アメリカとイランの戦闘終結に向けた協議は12日、21時間に及ぶ交渉の末、合意に至らず終了しました。2週間の停戦が危ぶまれる事態となりました。
バンス米副大統領は協議に不十分な点があったとし、核兵器を製造しないことを含む米側の条件をイランが受け入れなかったと述べました。「イランが核兵器を追求せず、核兵器の迅速な開発を可能にする手段も求めないという明確な確約が必要だ。それが米大統領の中核的な目標であり、今回の交渉で達成を目指してきたことだ」と説明しました。
一方、イラン代表団を率いたモハンマドバゲル・ガリバフ国会議長は12日、SNSに「米国はイランの信頼を得ることができなかった」と投稿しました。アメリカが「我々の信頼を勝ち取れるかどうか」だとし、イラン側の要求を受け入れるよう求めました。イラン外務省報道官は国営テレビに対し、協議では「2、3の重要な問題で最終合意に至らなかった」と述べました。

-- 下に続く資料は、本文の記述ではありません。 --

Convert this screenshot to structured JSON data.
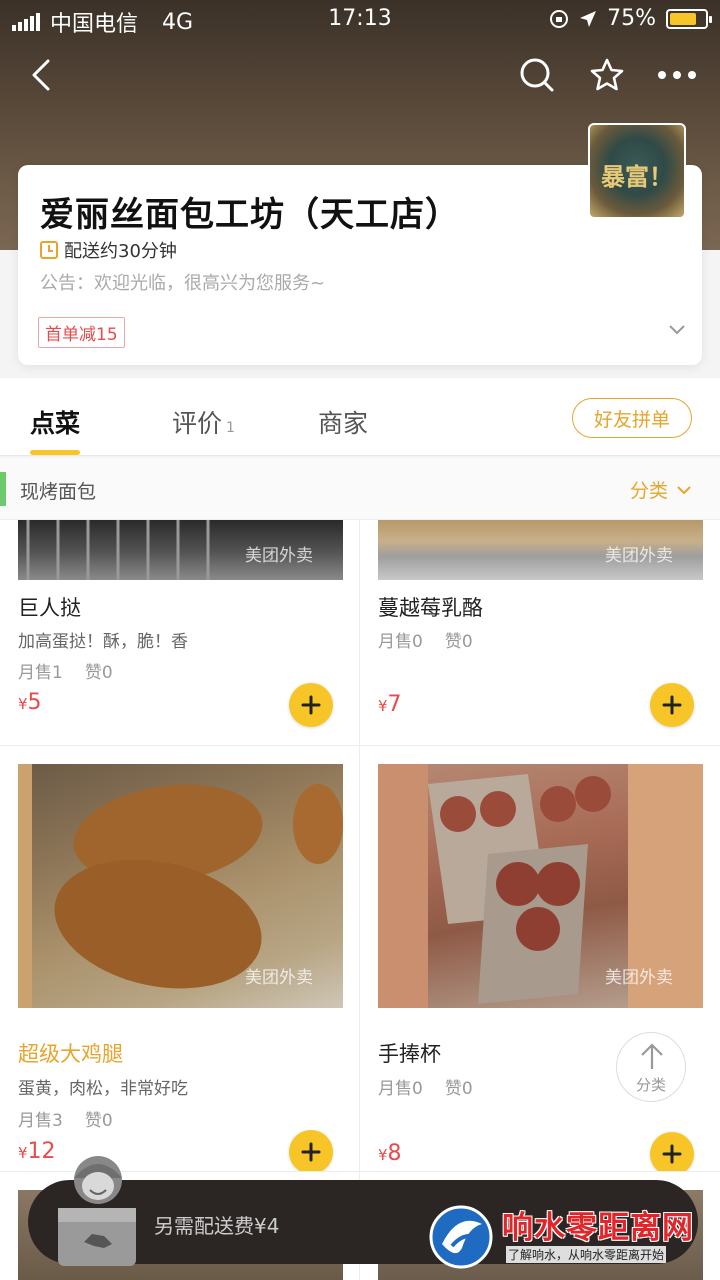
{
  "status_bar": {
    "carrier": "中国电信",
    "network": "4G",
    "time": "17:13",
    "battery": "75%",
    "battery_level": 0.75
  },
  "nav": {
    "icons": [
      "back-icon",
      "search-icon",
      "star-icon",
      "more-icon"
    ]
  },
  "shop": {
    "name": "爱丽丝面包工坊（天工店）",
    "logo_text": "暴富！",
    "delivery": "配送约30分钟",
    "notice": "公告：欢迎光临，很高兴为您服务~",
    "promo": "首单减15"
  },
  "tabs": {
    "order": "点菜",
    "reviews": "评价",
    "reviews_count": "1",
    "merchant": "商家",
    "group_order": "好友拼单"
  },
  "category": {
    "name": "现烤面包",
    "filter": "分类"
  },
  "products": [
    {
      "name": "巨人挞",
      "desc": "加高蛋挞！酥，脆！香",
      "sold": "月售1",
      "likes": "赞0",
      "price": "5",
      "watermark": "美团外卖"
    },
    {
      "name": "蔓越莓乳酪",
      "desc": "",
      "sold": "月售0",
      "likes": "赞0",
      "price": "7",
      "watermark": "美团外卖"
    },
    {
      "name": "超级大鸡腿",
      "desc": "蛋黄，肉松，非常好吃",
      "sold": "月售3",
      "likes": "赞0",
      "price": "12",
      "watermark": "美团外卖"
    },
    {
      "name": "手捧杯",
      "desc": "",
      "sold": "月售0",
      "likes": "赞0",
      "price": "8",
      "watermark": "美团外卖"
    }
  ],
  "currency": "¥",
  "up_button": "分类",
  "cart": {
    "fee": "另需配送费¥4"
  },
  "brand": {
    "name": "响水零距离网",
    "slogan": "了解响水，从响水零距离开始"
  },
  "colors": {
    "accent": "#f7c528",
    "price": "#e84b4b",
    "highlight": "#e7a52c"
  }
}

アメリカとイランとの戦闘終結に向けた協議が合意に至らなかったことを受け、協議に参加したイランのアラグチ外相はアメリカ側の対応に強い不満を示しました。
アメリカとイランの交渉を仲介したパキスタンのムハンマド・ダール副首相兼外相は12日の協議後に声明を発表し、双方が7日に合意した2週間の停戦を維持するように呼びかけました。当事国が「約束を守り続けなければならない」と強調しました。
パキスタンは米イランと親密な関係を築いており、今回の協議では、ダール氏と軍トップのアシム・ムニール陸軍参謀長が両代表団の間に入って何度か調整したといいます。ダール氏は協議後、外交的解決を目指して連携してきたエジプトやトルコなどの外相と相次いで電話で会談し、対話の継続に向けた協力を確認しました。